Leader to Leader: Board Fears
As a board leader, what keeps you up at night?
President, COMMON, Chicago
It comes down to a fairly simple question: “What’s next?” Within that simple question are several less-simple ones: How do we grow? What do our members need, and how do we help them? Where do we invest our resources? How do we best embrace new and emerging trends and directions in technology? COMMON has been in existence for more than 50 years. We would like our 50 years to become 100 years or more. So how do I best lead the organization so that we set the stage for “What’s next?”
President, Educational Theatre Association, Cincinnati
As a board leader, nothing board-related keeps me up at night. Keeping our mission as a steady guidepost keeps us focused. Are we all always perfect? No. But knowing that everyone from the board to the staff is so deeply dedicated to the work we do assures me that we can work through both the small and the large challenges. And it is that very work we do, employing our energy and creativity, mixed with our honesty and integrity, that helps me sleep well at night.
Chair, Licensing Executives Society, Alexandria, Virginia
I often wrestle with our desire to accomplish the LES 2020 strategic initiatives in membership growth, produce successful meetings, and provide strong value to and meet the needs of members (or potential members). Are we taking the right steps? Will this lead to membership and revenue growth? Are we taking steps to build up adequate financial reserves? And are we providing quality products and services to members? Although we have achieved much in the last year, the remaining goals still seem daunting at times, with limited budgets and yet lofty desires for success.
Laura Conour, DVM, DACLAM
President, American Association for Laboratory Animal Science, Memphis, Tennessee
Trying to please all the membership all the time. Pleasing the general membership all the time is unrealistic and truly not in my charge as president.

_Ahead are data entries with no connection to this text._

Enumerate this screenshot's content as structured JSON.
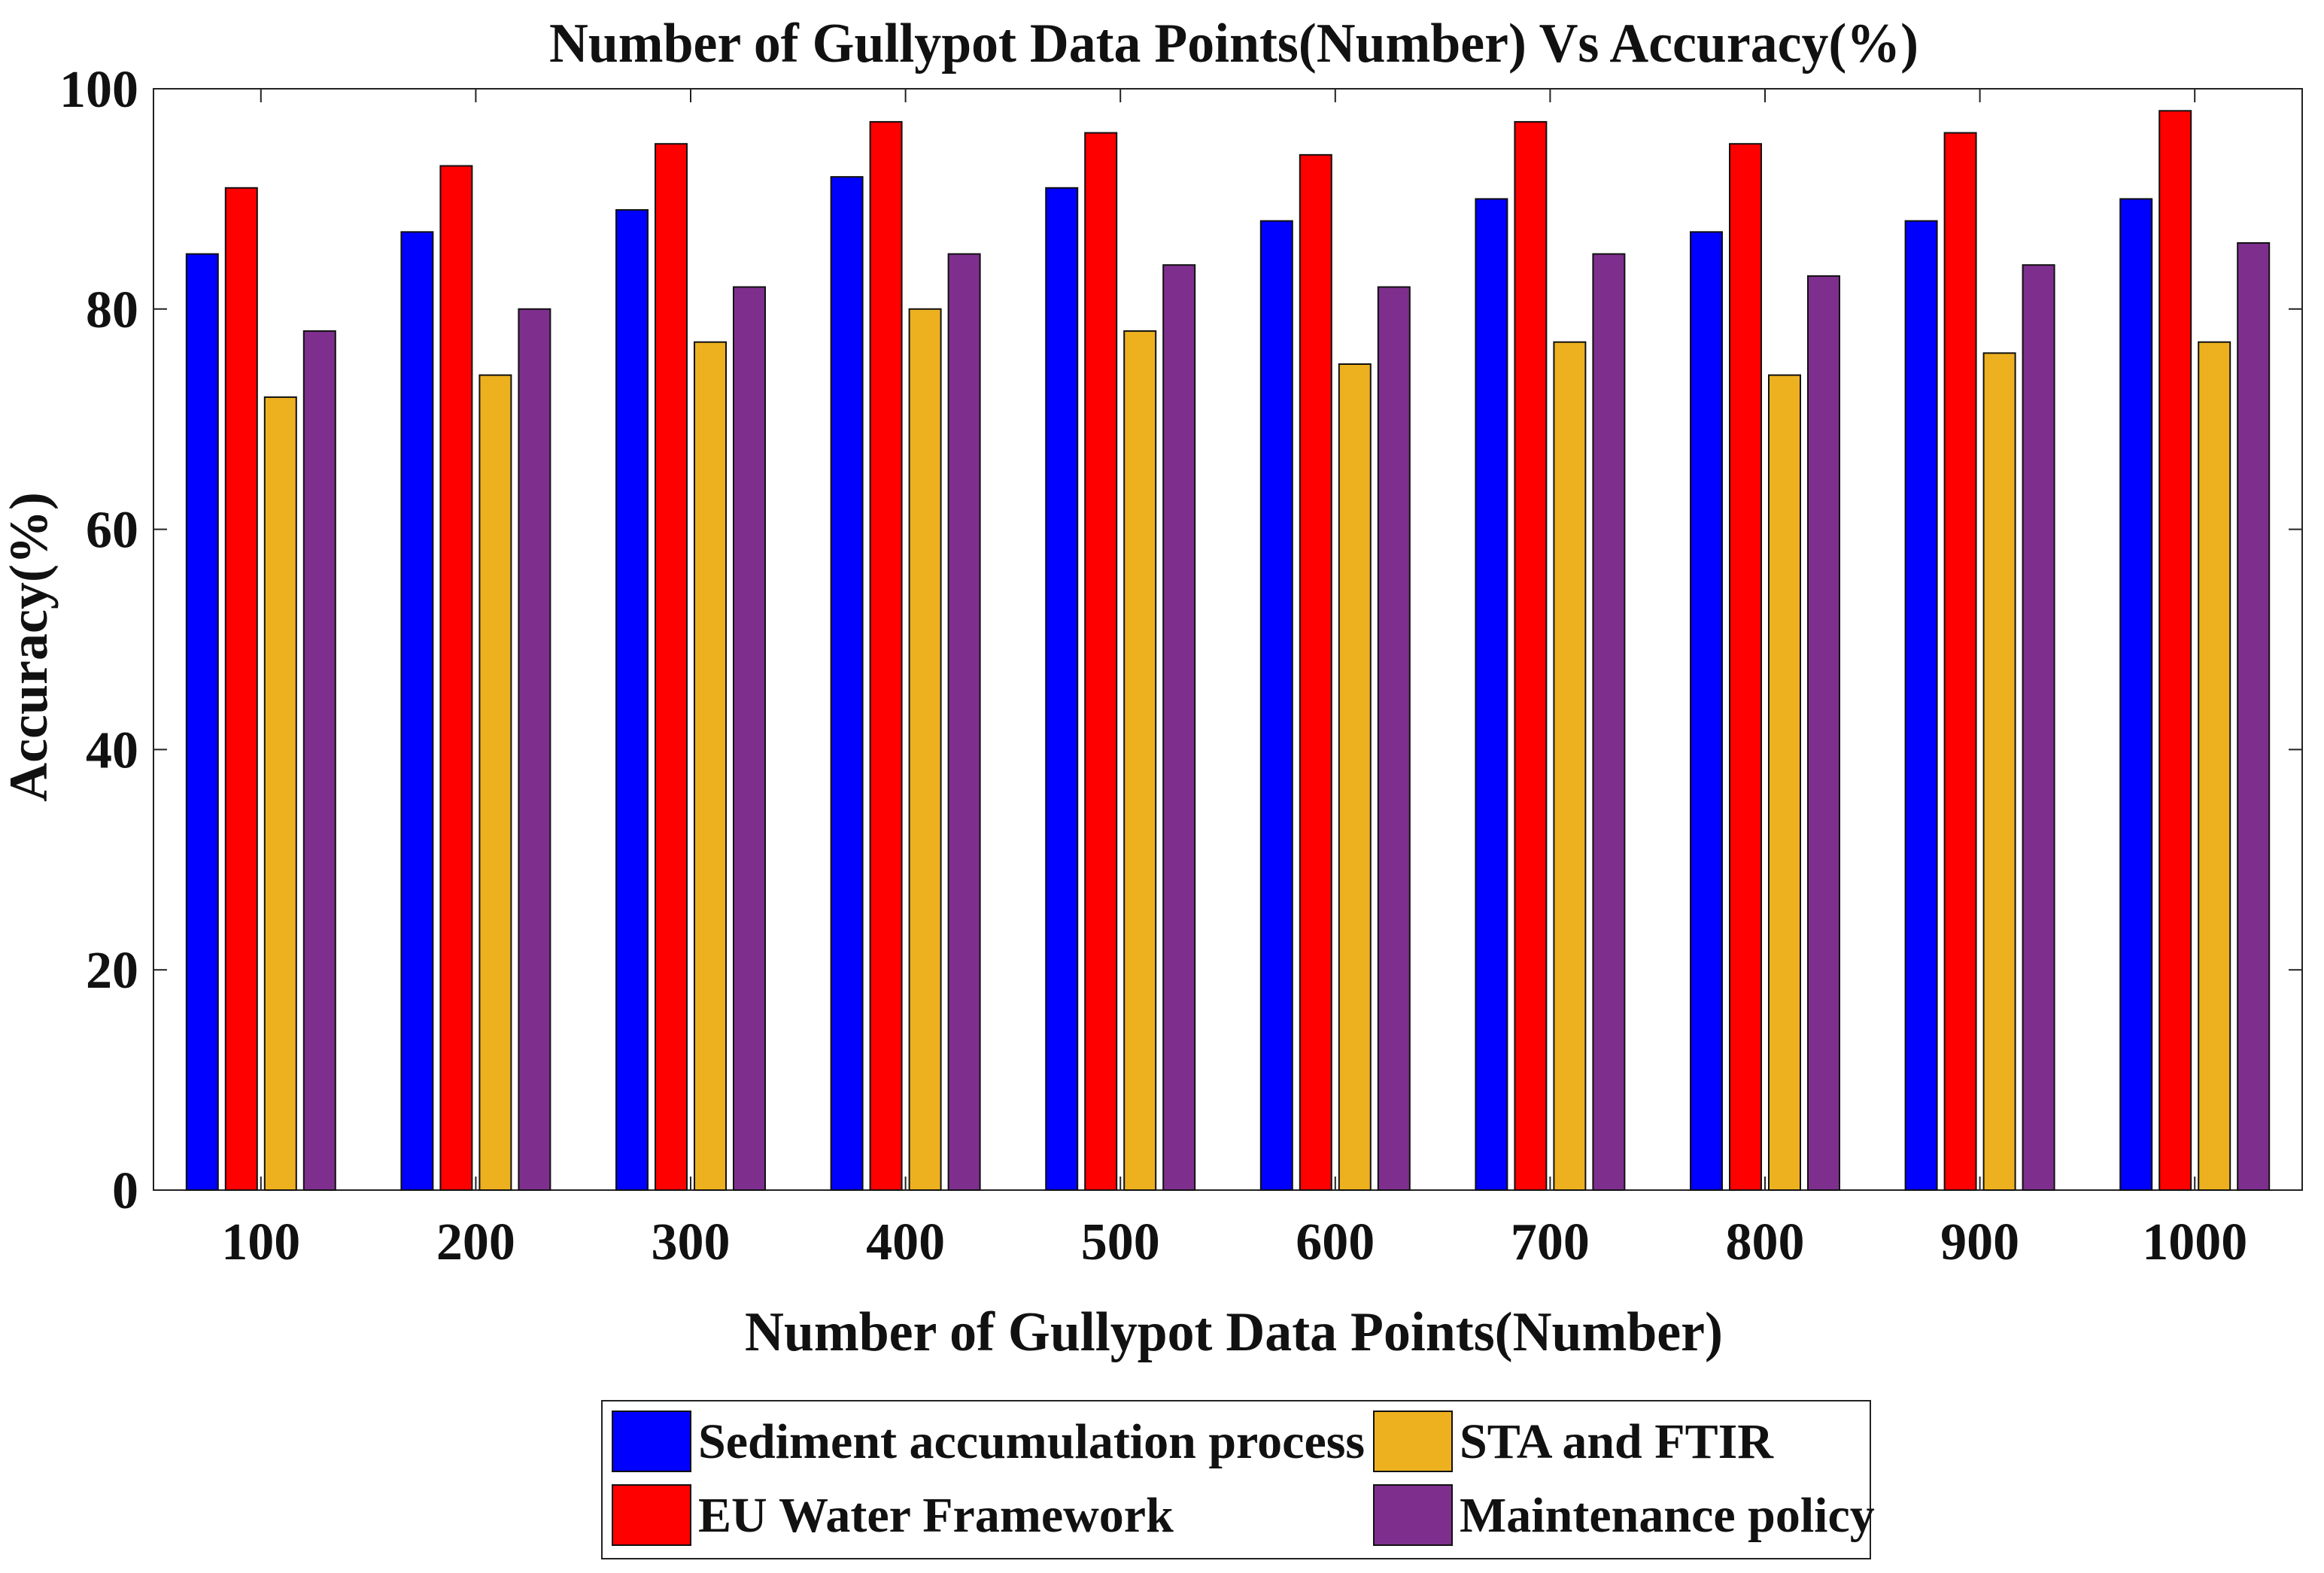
{
  "chart_data": {
    "type": "bar",
    "title": "Number of Gullypot Data Points(Number) Vs Accuracy(%)",
    "xlabel": "Number of Gullypot Data Points(Number)",
    "ylabel": "Accuracy(%)",
    "categories": [
      "100",
      "200",
      "300",
      "400",
      "500",
      "600",
      "700",
      "800",
      "900",
      "1000"
    ],
    "ylim": [
      0,
      100
    ],
    "yticks": [
      0,
      20,
      40,
      60,
      80,
      100
    ],
    "grid": false,
    "legend_position": "bottom",
    "series": [
      {
        "name": "Sediment accumulation process",
        "color": "#0000FF",
        "values": [
          85,
          87,
          89,
          92,
          91,
          88,
          90,
          87,
          88,
          90
        ]
      },
      {
        "name": "EU Water Framework",
        "color": "#FF0000",
        "values": [
          91,
          93,
          95,
          97,
          96,
          94,
          97,
          95,
          96,
          98
        ]
      },
      {
        "name": "STA and FTIR",
        "color": "#EDB120",
        "values": [
          72,
          74,
          77,
          80,
          78,
          75,
          77,
          74,
          76,
          77
        ]
      },
      {
        "name": "Maintenance policy",
        "color": "#7E2F8E",
        "values": [
          78,
          80,
          82,
          85,
          84,
          82,
          85,
          83,
          84,
          86
        ]
      }
    ]
  }
}
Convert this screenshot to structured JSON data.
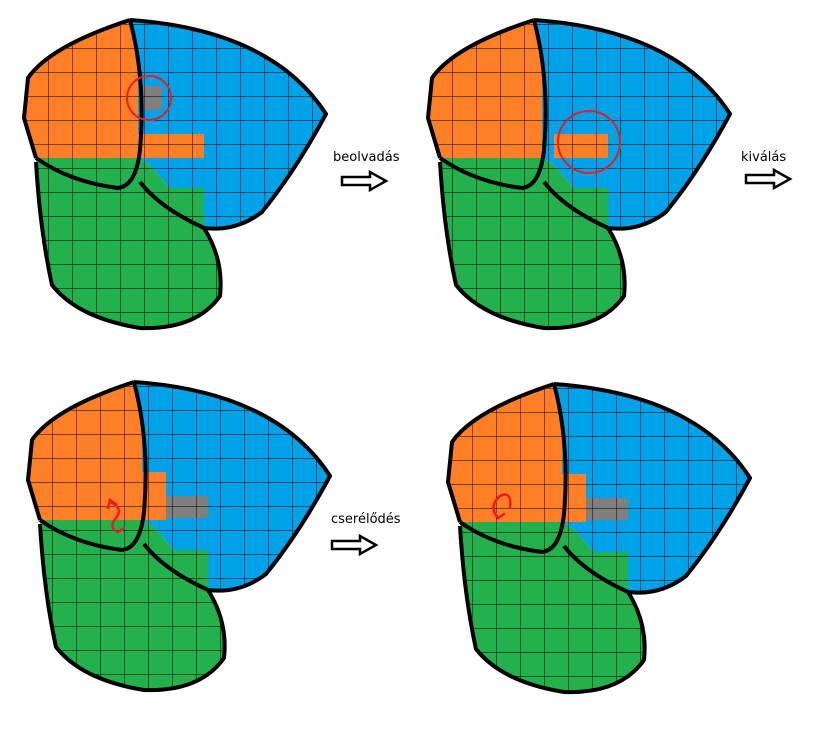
{
  "colors": {
    "orange": "#ff7f27",
    "blue": "#00a2e8",
    "green": "#22b14c",
    "gray": "#7f7f7f",
    "red": "#ed1c24",
    "outline": "#000000"
  },
  "steps": [
    {
      "label": "beolvadás"
    },
    {
      "label": "kiválás"
    },
    {
      "label": "cserélődés"
    }
  ],
  "panels": [
    {
      "name": "panel-initial",
      "marker": "circle-around-gray-cell"
    },
    {
      "name": "panel-after-merge",
      "marker": "circle-around-orange-bar"
    },
    {
      "name": "panel-before-exchange",
      "marker": "curved-arrow"
    },
    {
      "name": "panel-after-exchange",
      "marker": "curved-arrow"
    }
  ]
}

I can ensure I represent the general membership by focusing on my trustees and remembering the guiding principles I’ve set for myself: ensuring that we listen to each other, giving each trustee a chance to speak, and respecting each other’s diversity and opinions. Establishing strong lines of communication with the members of the board and promoting communication efforts between the trustees and their geographic and demographic membership will uphold our commitment to represent all of our general members.